# GMail (www.gmail.com) is not working



## sms_solver (Jun 12, 2006)

My friend have a problem. The Gmail site (www.gmail.com) is not opening in Internet Explorer. I have installed latest version of Firefox and Opera to test, but the Gmail doesnot opens in Firefox and Opera as well. All other sites opens well in all of the 3 browsers.

I have disabled Windows Firewall, but even it did not helped.

Made new dial-up internet connection, but it did not helped

Could any one know the real problem or help me solving my frens problem.


----------



## lyroj (Jun 12, 2006)

sms_solver said:
			
		

> I have installed latest version of Firefox and Opera to test, but the Gmail doesnot opens in Firefox and Opera as well.
> 
> Could any one know the real problem or help me solving my frens problem.



hey i have firefox latest version ,but gmail opens in it.
in your case it may be due to some script being dissabled.
do u get any error?


----------



## gary4gar (Jun 12, 2006)

try shutting down ur zone alarm & reinstall java


----------



## paradise_guy (Jun 12, 2006)

hey guys did you know that the original URL of GMAIL is *mail.google.com

sms_ solver TRY opening this in your browser


----------



## gary4gar (Jun 12, 2006)

but it works for me as gmail try installing sun java instead on microsoft's


----------



## JGuru (Jun 12, 2006)

There is no need to install Java!! To sign in go to *mail.google.com 
It should work!!


----------



## Simple_Graduate (Jun 12, 2006)

Actually I also had problems logging in to gmail via IE...it takes several tries.
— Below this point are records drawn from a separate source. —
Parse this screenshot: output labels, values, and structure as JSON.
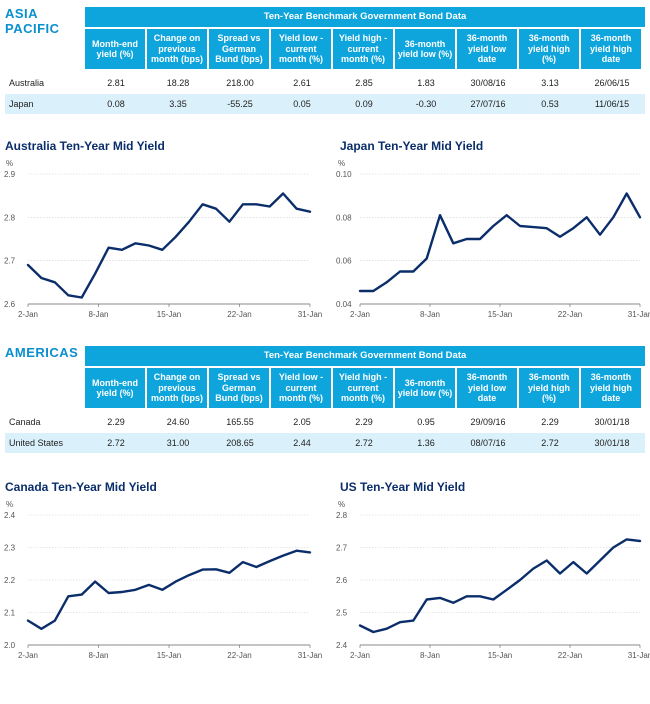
{
  "tables": [
    {
      "region": [
        "ASIA",
        "PACIFIC"
      ],
      "title": "Ten-Year Benchmark Government Bond Data",
      "headers": [
        "Month-end yield (%)",
        "Change on previous month (bps)",
        "Spread vs German Bund (bps)",
        "Yield low - current month (%)",
        "Yield high - current month (%)",
        "36-month yield low (%)",
        "36-month yield low date",
        "36-month yield high (%)",
        "36-month yield high date"
      ],
      "rows": [
        {
          "label": "Australia",
          "cells": [
            "2.81",
            "18.28",
            "218.00",
            "2.61",
            "2.85",
            "1.83",
            "30/08/16",
            "3.13",
            "26/06/15"
          ]
        },
        {
          "label": "Japan",
          "cells": [
            "0.08",
            "3.35",
            "-55.25",
            "0.05",
            "0.09",
            "-0.30",
            "27/07/16",
            "0.53",
            "11/06/15"
          ]
        }
      ]
    },
    {
      "region": [
        "AMERICAS"
      ],
      "title": "Ten-Year Benchmark Government Bond Data",
      "headers": [
        "Month-end yield (%)",
        "Change on previous month (bps)",
        "Spread vs German Bund (bps)",
        "Yield low - current month (%)",
        "Yield high - current month (%)",
        "36-month yield low (%)",
        "36-month yield low date",
        "36-month yield high (%)",
        "36-month yield high date"
      ],
      "rows": [
        {
          "label": "Canada",
          "cells": [
            "2.29",
            "24.60",
            "165.55",
            "2.05",
            "2.29",
            "0.95",
            "29/09/16",
            "2.29",
            "30/01/18"
          ]
        },
        {
          "label": "United States",
          "cells": [
            "2.72",
            "31.00",
            "208.65",
            "2.44",
            "2.72",
            "1.36",
            "08/07/16",
            "2.72",
            "30/01/18"
          ]
        }
      ]
    }
  ],
  "chart_data": [
    {
      "type": "line",
      "title": "Australia Ten-Year Mid Yield",
      "ylabel": "%",
      "ylim": [
        2.6,
        2.9
      ],
      "yticks": [
        "2.9",
        "2.8",
        "2.7",
        "2.6"
      ],
      "xticks": [
        "2-Jan",
        "8-Jan",
        "15-Jan",
        "22-Jan",
        "31-Jan"
      ],
      "grid": true,
      "color": "#0b2e6b",
      "values": [
        2.69,
        2.66,
        2.65,
        2.62,
        2.615,
        2.67,
        2.73,
        2.725,
        2.74,
        2.735,
        2.725,
        2.755,
        2.79,
        2.83,
        2.82,
        2.79,
        2.83,
        2.83,
        2.825,
        2.855,
        2.82,
        2.813
      ]
    },
    {
      "type": "line",
      "title": "Japan Ten-Year Mid Yield",
      "ylabel": "%",
      "ylim": [
        0.04,
        0.1
      ],
      "yticks": [
        "0.10",
        "0.08",
        "0.06",
        "0.04"
      ],
      "xticks": [
        "2-Jan",
        "8-Jan",
        "15-Jan",
        "22-Jan",
        "31-Jan"
      ],
      "grid": true,
      "color": "#0b2e6b",
      "values": [
        0.046,
        0.046,
        0.05,
        0.055,
        0.055,
        0.061,
        0.081,
        0.068,
        0.07,
        0.07,
        0.076,
        0.081,
        0.076,
        0.0755,
        0.075,
        0.071,
        0.075,
        0.08,
        0.072,
        0.08,
        0.091,
        0.08
      ]
    },
    {
      "type": "line",
      "title": "Canada Ten-Year Mid Yield",
      "ylabel": "%",
      "ylim": [
        2.0,
        2.4
      ],
      "yticks": [
        "2.4",
        "2.3",
        "2.2",
        "2.1",
        "2.0"
      ],
      "xticks": [
        "2-Jan",
        "8-Jan",
        "15-Jan",
        "22-Jan",
        "31-Jan"
      ],
      "grid": true,
      "color": "#0b2e6b",
      "values": [
        2.075,
        2.05,
        2.075,
        2.15,
        2.155,
        2.195,
        2.16,
        2.163,
        2.17,
        2.185,
        2.17,
        2.195,
        2.215,
        2.232,
        2.233,
        2.222,
        2.255,
        2.24,
        2.258,
        2.275,
        2.29,
        2.285
      ]
    },
    {
      "type": "line",
      "title": "US Ten-Year Mid Yield",
      "ylabel": "%",
      "ylim": [
        2.4,
        2.8
      ],
      "yticks": [
        "2.8",
        "2.7",
        "2.6",
        "2.5",
        "2.4"
      ],
      "xticks": [
        "2-Jan",
        "8-Jan",
        "15-Jan",
        "22-Jan",
        "31-Jan"
      ],
      "grid": true,
      "color": "#0b2e6b",
      "values": [
        2.46,
        2.44,
        2.45,
        2.47,
        2.475,
        2.54,
        2.545,
        2.53,
        2.55,
        2.55,
        2.54,
        2.57,
        2.6,
        2.635,
        2.66,
        2.62,
        2.655,
        2.62,
        2.66,
        2.7,
        2.725,
        2.72
      ]
    }
  ]
}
But Opera is better....on the whole gmail service is slow.


----------



## Techie_Geek (Jun 13, 2006)

The problem is not about Java, Internet Connections and all

Its about COOKIES, Both Opera and irefox decline some third party cookies, if not configured to accept them

Also check ur Internet Explorer cookie settings

Go to Internet Options -> Privacy -> sites

type in *mail.google.com/mail/

and select allow

this will solve ur problems


----------



## Akshay (Jun 15, 2006)

Gmail does not seem to work with slower connections... Also shut hide ip platinum or similar s.w if u r using them...


----------



## vignesh (Jun 15, 2006)

DiD you install any extension in Firefox ?


----------



## 47shailesh (Jun 16, 2006)

i think ur firewall is blocking gmail....
coz gmail work fine in firefox,,, even with slow internet connection


----------